Si la confrontation des copies, reprises, appropriations, aux originaux renouvelle le regard sur les oeuvres et souligne leurs différences, matérielles et spirituelles, ce parallèle est à l’avantage des originaux. Les copies se distinguent par ailleurs de démarches plus légitimes -les répliques réalisées par l’artiste lui-même, les caricatures et détournements- ; tout comme de démarches illégales, le faux -tel le Modigliani peint par le hongrois Elmyr de Hory-, conforme lui à l’œuvre initiale à laquelle il entend se substituer.
Les copies n’ont de sens que dans l’écart creusé entre l’original et sa réécriture. Pour ce faire, certains artistes jouent avec les dimensions – le costume de feutre de Joseph Beuys rétréci par Maurizio Cattelan- ; d’autres reprennent une technique telle que le dripping, avec un discours toutefois très différent, comme Braco Dimitrijevic (One of the Most Recent Paintings, 1972 3, appropriation contestataire d’un style jugé dominant) ou Art & Language (Portrait of V.I. Lenin with Cap, in the Style of Jackson Pollock III, 1980, réunion improbable d’une thématique soviétique et de l’incarnation de l’abstraction moderne).

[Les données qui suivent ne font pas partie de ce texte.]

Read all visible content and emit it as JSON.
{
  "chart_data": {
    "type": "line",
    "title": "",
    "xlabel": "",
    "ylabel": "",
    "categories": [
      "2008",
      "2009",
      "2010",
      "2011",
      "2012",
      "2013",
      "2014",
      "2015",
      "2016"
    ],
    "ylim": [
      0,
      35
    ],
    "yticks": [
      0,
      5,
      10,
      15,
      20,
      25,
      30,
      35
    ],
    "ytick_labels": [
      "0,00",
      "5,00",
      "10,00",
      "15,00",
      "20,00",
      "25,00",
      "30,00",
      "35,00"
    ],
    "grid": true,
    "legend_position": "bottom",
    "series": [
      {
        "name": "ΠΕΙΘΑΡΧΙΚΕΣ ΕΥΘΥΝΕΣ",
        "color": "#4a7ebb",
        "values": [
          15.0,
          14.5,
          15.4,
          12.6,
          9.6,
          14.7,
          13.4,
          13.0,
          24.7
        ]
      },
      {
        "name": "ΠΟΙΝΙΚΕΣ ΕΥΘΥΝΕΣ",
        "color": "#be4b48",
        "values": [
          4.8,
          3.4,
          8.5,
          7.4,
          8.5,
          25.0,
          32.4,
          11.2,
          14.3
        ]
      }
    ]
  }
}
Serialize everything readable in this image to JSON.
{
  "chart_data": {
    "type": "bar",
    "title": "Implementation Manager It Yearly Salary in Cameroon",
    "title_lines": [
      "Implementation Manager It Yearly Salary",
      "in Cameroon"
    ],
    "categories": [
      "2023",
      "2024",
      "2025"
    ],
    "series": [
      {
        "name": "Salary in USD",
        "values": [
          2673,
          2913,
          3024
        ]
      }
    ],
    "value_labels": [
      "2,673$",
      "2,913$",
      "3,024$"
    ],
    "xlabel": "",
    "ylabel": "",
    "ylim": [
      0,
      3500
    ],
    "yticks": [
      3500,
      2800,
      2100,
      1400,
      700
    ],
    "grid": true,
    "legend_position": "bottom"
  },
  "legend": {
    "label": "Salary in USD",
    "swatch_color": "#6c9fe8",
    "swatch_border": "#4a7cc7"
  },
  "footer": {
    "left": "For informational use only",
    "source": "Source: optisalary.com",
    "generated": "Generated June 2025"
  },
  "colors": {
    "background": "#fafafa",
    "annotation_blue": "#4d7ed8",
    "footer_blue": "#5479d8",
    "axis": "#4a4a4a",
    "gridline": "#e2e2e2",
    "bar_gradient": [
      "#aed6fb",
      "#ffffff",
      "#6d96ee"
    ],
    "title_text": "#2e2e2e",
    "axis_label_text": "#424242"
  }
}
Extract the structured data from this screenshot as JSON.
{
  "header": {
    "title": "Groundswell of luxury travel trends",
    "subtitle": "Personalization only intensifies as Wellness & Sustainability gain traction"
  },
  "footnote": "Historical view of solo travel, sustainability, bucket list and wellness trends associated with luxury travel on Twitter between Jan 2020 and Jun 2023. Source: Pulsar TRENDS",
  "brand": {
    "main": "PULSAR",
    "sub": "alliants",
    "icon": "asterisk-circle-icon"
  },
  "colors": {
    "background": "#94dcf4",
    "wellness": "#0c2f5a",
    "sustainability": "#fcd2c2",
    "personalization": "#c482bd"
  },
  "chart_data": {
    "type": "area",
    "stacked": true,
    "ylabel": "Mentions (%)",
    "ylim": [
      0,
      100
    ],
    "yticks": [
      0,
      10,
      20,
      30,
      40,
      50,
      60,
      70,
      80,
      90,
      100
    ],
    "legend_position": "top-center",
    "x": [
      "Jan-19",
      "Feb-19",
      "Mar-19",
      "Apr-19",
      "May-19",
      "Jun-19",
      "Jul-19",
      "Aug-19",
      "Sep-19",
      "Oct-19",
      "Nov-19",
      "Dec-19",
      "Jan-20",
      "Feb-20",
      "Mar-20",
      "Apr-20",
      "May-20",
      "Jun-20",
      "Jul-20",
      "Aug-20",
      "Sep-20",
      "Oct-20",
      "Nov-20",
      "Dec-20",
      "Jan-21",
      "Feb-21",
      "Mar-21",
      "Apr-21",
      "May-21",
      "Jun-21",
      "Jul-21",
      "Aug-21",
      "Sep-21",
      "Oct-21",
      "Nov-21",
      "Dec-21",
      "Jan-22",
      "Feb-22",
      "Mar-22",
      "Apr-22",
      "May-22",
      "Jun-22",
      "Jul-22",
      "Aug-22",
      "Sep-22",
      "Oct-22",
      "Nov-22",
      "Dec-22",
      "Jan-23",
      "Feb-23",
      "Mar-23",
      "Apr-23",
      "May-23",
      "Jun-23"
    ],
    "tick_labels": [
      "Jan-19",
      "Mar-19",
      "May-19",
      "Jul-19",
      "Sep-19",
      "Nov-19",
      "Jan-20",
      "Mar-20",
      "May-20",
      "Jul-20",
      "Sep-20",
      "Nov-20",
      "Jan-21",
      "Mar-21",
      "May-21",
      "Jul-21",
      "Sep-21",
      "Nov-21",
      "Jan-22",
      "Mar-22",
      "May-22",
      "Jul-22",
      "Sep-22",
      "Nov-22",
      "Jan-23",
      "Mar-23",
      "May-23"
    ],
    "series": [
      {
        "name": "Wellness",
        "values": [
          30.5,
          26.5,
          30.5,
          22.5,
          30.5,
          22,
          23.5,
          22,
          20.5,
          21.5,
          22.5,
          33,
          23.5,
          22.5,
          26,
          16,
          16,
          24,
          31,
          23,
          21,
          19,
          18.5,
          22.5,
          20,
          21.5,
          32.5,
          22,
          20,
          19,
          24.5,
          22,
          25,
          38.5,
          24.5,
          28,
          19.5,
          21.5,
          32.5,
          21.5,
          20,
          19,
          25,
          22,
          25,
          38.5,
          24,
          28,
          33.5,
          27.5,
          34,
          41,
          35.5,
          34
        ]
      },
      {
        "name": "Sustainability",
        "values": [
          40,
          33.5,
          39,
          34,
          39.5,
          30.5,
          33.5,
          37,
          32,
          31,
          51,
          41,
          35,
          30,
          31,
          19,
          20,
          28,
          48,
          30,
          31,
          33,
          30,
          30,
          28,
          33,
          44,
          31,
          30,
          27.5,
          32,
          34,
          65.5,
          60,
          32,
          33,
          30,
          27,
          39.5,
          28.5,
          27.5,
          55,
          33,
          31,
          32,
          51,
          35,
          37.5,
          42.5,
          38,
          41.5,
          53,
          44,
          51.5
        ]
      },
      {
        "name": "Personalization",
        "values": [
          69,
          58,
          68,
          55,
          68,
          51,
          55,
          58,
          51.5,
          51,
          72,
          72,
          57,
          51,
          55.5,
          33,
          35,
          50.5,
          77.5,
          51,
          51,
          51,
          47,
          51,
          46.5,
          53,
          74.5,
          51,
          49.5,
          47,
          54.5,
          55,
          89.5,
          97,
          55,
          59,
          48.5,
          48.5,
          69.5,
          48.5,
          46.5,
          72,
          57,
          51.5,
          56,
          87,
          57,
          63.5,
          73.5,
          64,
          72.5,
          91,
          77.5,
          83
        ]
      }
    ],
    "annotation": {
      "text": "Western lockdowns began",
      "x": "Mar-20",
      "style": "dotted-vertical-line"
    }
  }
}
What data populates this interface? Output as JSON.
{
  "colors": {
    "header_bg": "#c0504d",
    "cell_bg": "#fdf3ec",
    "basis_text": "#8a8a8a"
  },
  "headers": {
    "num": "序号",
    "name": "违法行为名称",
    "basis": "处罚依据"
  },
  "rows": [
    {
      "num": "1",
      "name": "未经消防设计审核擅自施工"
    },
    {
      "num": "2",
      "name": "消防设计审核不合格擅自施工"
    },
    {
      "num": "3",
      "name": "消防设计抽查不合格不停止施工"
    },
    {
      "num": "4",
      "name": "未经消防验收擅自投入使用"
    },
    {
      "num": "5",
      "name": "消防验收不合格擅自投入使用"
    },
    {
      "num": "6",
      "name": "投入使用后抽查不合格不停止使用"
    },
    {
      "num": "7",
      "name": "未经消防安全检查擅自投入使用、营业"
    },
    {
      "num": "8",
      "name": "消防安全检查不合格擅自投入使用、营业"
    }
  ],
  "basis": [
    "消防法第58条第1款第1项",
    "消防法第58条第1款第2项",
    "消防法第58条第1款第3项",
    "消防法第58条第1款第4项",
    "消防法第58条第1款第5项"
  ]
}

D’autres copies déconstruisent leur modèle : Fayçal Baghriche reprend Le Saut dans le vide d’Yves Klein en effaçant le personnage principal, soulignant dans le même temps que la photographie d’origine était un trucage, de même que Sophie Matisse efface de Crack !, de Lichtenstein, appropriation des formes de la bande dessinée, le personnage principal, réduisant ainsi l’oeuvre à une nature morte, Richard Baquié, entre sacrilège et respect, reconstruit l’Etant donné de Duchamp, 1991, œuvre que le spectateur n’est censé voir que depuis deux trous percés dans une porte. Certaines copies révèlent ainsi l’œuvre originale et, en révélant leur construction, en suppriment le sens. D’autres donnent naissance à une nouvelle œuvre : Lavier, dans Four darks in Red, 2004, filme par exemple une toile de Rothko de 1958, confrontant désormais le spectateur à une image cinématographique, mouvante et dématérialisée. D’autres enfin remplacent un original perdu, comme le Picabia d’Ernest T connu seulement par une photographie.
Une exposition assez fouillée et non sans intérêt mais qui n’en est pas pour autant convaincante lorsqu’on attend de l’art davantage qu’une posture, qu’un concept.